Summary
Extend mlxcel's release build matrix to cover Linux x86_64 and Windows in addition to the current macOS aarch64 + Linux aarch64 (CUDA) targets. This aligns the distribution surface with the Backend.AI:GO desktop application and makes mlxcel deployable to customer sites that standardize on Linux x86_64 (the dominant CUDA host architecture in production).
Background
Today's releases ship two artifact families:
mlxcel-macos-aarch64.zip — Apple Silicon
mlxcel-linux-aarch64-cuda13-{gb10,gh200} — Linux aarch64 + CUDA (Grace Blackwell / Grace Hopper)
The README prerequisites already claim "Linux (aarch64 or x86_64)" support, but no published binary exists for x86_64 today. Windows is not built at all, although the runtime distribution layout (MLX upstream's mlx/backend/cuda/delayload.cpp delay-load mechanism + NVIDIA DLL bundling, ~1.0–1.3 GB total) has been worked out.
Two motivations:
- Customer fit — Most enterprise CUDA hosts (RTX, A100, L40, H100/H200 outside of GH200 Grace systems) are Linux x86_64. Without a published x86_64 binary, those sites cannot adopt mlxcel without building from source.
- Backend.AI:GO parity — The Backend.AI:GO desktop application supports macOS + Windows + Linux x86_64. mlxcel should match so the same runtime can serve any Backend.AI:GO target.
Proposed Solution
Split the work into three deliverables.
A. Linux x86_64 + CUDA build
- Add a release artifact
mlxcel-linux-x86_64-cuda13.{tar.gz|zip} produced from an x86_64 + NVIDIA host (build-only is acceptable for the first iteration; smoke test on a real GPU is preferred).
- Decide on the target CUDA architectures — SM 80/86/89/90 covers Ampere through Hopper; the existing CUDA arch matrix in
README.md already documents non-Hopper quantization limitations.
- Verify
src/lib/mlxcel-core/build.rs and the bundled MLX C++ build produce equivalent output on x86_64 — expected to be mechanical because Linux paths already differentiate from macOS via #[cfg(target_os = "linux")].
B. Windows + CUDA build
- Extend
src/lib/mlxcel-core/build.rs with #[cfg(target_os = "windows")] branches:
- MSVC toolchain detection (vs.

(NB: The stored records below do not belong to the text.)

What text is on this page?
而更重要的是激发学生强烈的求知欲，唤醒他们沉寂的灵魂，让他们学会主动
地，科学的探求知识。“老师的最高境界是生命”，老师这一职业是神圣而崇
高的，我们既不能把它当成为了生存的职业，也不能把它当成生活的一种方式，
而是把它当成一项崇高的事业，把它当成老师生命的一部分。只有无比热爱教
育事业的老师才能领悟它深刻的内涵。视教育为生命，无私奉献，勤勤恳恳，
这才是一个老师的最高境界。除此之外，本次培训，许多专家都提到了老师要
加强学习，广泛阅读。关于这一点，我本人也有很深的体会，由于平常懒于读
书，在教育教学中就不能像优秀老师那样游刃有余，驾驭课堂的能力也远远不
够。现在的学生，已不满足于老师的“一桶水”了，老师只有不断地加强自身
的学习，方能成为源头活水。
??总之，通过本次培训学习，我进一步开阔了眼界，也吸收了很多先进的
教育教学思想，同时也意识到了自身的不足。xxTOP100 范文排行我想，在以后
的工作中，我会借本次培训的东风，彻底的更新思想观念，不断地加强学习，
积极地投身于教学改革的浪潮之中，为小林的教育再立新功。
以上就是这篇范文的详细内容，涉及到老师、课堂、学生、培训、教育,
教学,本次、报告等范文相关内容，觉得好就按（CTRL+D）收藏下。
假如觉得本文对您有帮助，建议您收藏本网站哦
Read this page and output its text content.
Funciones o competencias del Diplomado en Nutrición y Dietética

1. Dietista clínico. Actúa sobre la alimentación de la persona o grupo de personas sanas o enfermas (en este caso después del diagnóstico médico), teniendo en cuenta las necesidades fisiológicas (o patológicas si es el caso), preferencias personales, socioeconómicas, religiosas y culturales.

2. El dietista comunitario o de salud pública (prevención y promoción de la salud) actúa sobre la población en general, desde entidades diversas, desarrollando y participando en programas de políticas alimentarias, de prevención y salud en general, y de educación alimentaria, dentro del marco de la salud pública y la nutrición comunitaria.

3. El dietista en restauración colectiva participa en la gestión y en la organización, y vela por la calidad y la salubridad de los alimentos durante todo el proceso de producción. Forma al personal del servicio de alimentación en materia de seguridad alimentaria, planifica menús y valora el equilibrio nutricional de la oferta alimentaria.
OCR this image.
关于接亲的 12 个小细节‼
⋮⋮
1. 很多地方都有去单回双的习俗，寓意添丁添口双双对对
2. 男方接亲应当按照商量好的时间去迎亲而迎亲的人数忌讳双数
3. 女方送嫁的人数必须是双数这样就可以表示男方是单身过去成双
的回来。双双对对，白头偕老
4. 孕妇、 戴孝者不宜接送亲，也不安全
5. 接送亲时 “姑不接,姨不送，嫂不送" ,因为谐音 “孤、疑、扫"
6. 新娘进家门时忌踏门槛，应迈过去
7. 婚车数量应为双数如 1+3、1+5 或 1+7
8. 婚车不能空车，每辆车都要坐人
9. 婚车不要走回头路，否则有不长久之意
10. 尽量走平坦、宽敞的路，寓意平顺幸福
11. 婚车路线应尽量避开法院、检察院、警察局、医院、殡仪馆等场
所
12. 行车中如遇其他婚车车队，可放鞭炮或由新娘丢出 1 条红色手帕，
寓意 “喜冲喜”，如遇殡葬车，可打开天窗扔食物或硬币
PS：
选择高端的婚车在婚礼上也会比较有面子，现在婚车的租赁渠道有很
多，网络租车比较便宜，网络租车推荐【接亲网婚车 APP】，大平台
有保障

GCC/Clang on Linux)
CUDA_PATH env var (Windows convention) in addition to CUDA_HOME
- Link against
cudart.lib and friends; static-vs-dynamic linkage decision mirrors MLX's Windows build
- Add Windows handling in the bundled MLX C++ build for OpenBLAS FetchContent and the delay-load DLL compile definitions (
MLX_CUDA_BIN_DIR, MLX_CUDNN_BIN_DIR).
- Package the Windows artifact (
mlxcel.exe + nvidia/cublas/bin/... etc.) per the runtime distribution layout. Bundle size is expected to be ~1.0–1.3 GB because of cuBLAS + NVRTC + cuDNN — fits within the 2 GB-per-asset GitHub Release limit.
- Code signing — investigate
signtool.exe / Azure Code Signing, or ship unsigned for the first release with a documented SmartScreen warning.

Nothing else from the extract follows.